A nova ministra da Saúde, que o consórcio Costa e Centeno desencantou para repetir a cassete do ‘SNS forever’, tem tido um desempenho notável em matéria de incidentes políticos. Da guerra surda com os enfermeiros, à subtileza pombalina de ‘cuidar dos vivos e enterrar os mortos’, passando pelo caso da ADSE ou pela mentirola dos 500 euros ‘à hora’ dos anestesistas, facilmente se percebe que Marta Temido tem poucas aptidões políticas que se lhe recomende e foi mais um claro erro de casting deste Governo. Não existe por ali um assomo de reformismo, de coragem, de visão estratégica para o setor. O que se assiste é a puro imediatismo, discurso redondo ou superficial e parlapatice ideológica, que tanto alimenta as almas carentes do progressismo. Só mesmo a clássica brandura dos media em tempos de governação socialista – agora já não se ‘destrói’ ou ‘desmantela’ o SNS… – e o facto de haver eleições daqui a uns meses, justificará a manutenção daquela individualidade no cargo.
O que choca verdadeiramente nesta forma de estar – e que não é exclusiva da atual titular da pasta, antes se repete sempre que o PS governa – é que não existe qualquer preocupação concreta em oferecer aos cidadãos um bom serviço público de saúde. Um serviço eficaz, bem organizado e sustentável. Resiliente que chegue para dar resposta àquelas que são as necessidades concretas dos utentes: ter acesso a consultas e cirurgias no mais curto espaço de tempo.
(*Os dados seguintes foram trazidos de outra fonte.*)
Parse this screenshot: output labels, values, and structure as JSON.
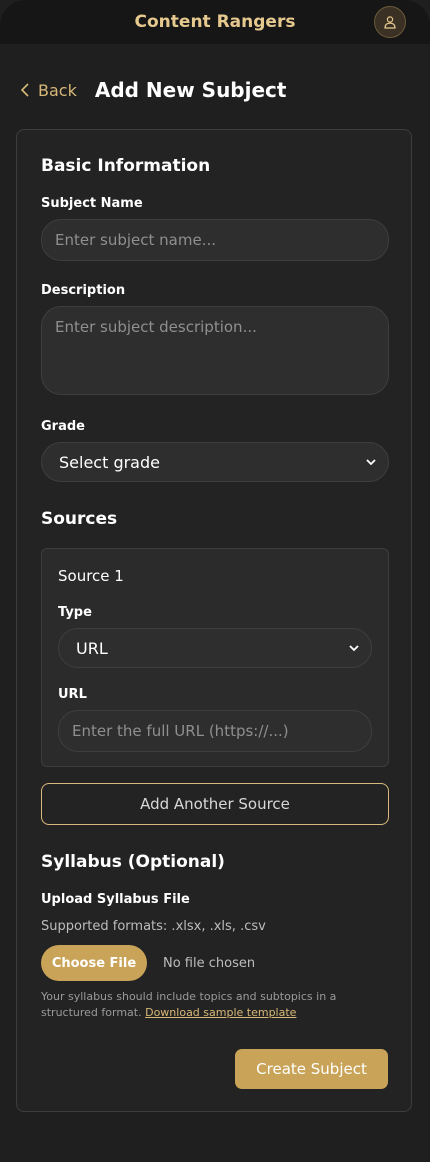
{
  "app": {
    "title": "Content Rangers",
    "avatar_icon": "user-icon"
  },
  "header": {
    "back_label": "Back",
    "back_icon": "chevron-left-icon",
    "title": "Add New Subject"
  },
  "basic": {
    "title": "Basic Information",
    "subject_name_label": "Subject Name",
    "subject_name_placeholder": "Enter subject name...",
    "subject_name_value": "",
    "description_label": "Description",
    "description_placeholder": "Enter subject description...",
    "description_value": "",
    "grade_label": "Grade",
    "grade_selected": "Select grade"
  },
  "sources": {
    "title": "Sources",
    "items": [
      {
        "title": "Source 1",
        "type_label": "Type",
        "type_selected": "URL",
        "url_label": "URL",
        "url_placeholder": "Enter the full URL (https://...)",
        "url_value": ""
      }
    ],
    "add_label": "Add Another Source"
  },
  "syllabus": {
    "title": "Syllabus (Optional)",
    "upload_label": "Upload Syllabus File",
    "formats": "Supported formats: .xlsx, .xls, .csv",
    "choose_label": "Choose File",
    "no_file": "No file chosen",
    "help_text": "Your syllabus should include topics and subtopics in a structured format.",
    "help_link": "Download sample template"
  },
  "actions": {
    "create_label": "Create Subject"
  },
  "colors": {
    "accent": "#c9a458",
    "accent_text": "#e6c98f",
    "background": "#1f1f1f",
    "card": "#232323"
  }
}
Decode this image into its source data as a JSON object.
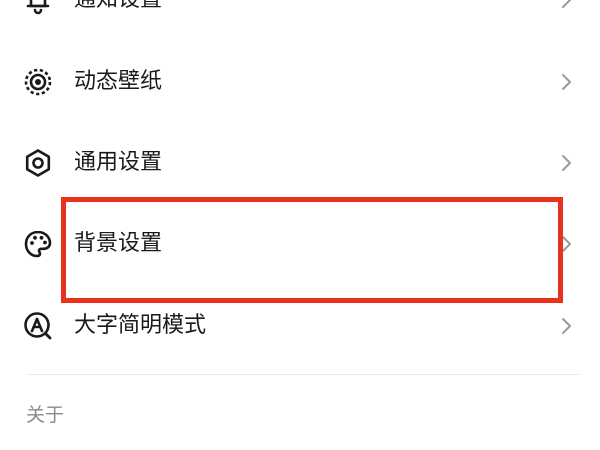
{
  "settings": {
    "items": [
      {
        "label": "通知设置",
        "icon": "bell-icon"
      },
      {
        "label": "动态壁纸",
        "icon": "dynamic-wallpaper-icon"
      },
      {
        "label": "通用设置",
        "icon": "gear-icon"
      },
      {
        "label": "背景设置",
        "icon": "palette-icon"
      },
      {
        "label": "大字简明模式",
        "icon": "large-text-icon"
      }
    ],
    "section_label": "关于"
  },
  "colors": {
    "text": "#1a1a1a",
    "secondary_text": "#8a8a8a",
    "chevron": "#9a9a9a",
    "highlight_border": "#e8321e",
    "divider": "#ececec"
  }
}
Neste momento, o sistema público é uma manta de retalhos, com hospitais tecnicamente falidos, dívidas a fornecedores ao nível do período pré-troika e carências de toda a espécie, dos medicamentos aos exames de diagnóstico. Falta tudo e um par de botas, mas a doutora Temido e o doutor Costa mantêm-se irredutíveis na falácia do investimento público reforçado, depois da ‘reposição’ dos salários e das 35 horas de trabalho.
Perante este cenário, emerge uma discussão absolutamente lateral e distante às preocupações dos portugueses, como é o caso da Lei de Bases da Saúde. Pergunta o leitor: mas o que é isso de uma lei bases? Respondo: é um conjunto de princípios – as bases – suficientemente genéricos e abrangentes para que cada Governo seja capaz de construir, a partir daí, a sua política para o setor. Como é fácil de compreender, é uma lei que clama por consenso e concordância entre os principais partidos, como de resto tem alertado o Presidente da República.
Infelizmente, sentido de compromisso é expressão proibida no país da ‘geringonça’ e qualquer tentativa de o alcançar resulta numa irremediável trincheira ideológica. De um lado estão os bons, da esquerda, que se apresenta como provedora dos direitos e defende cegamente um serviço público, mesmo que falido e imprestável para os cidadãos; do outro lado, os maus, da direita, que há 40 anos lhes vêm colado o rótulo de estarem a desmantelar o SNS e a fazerem o setor privado prosperar.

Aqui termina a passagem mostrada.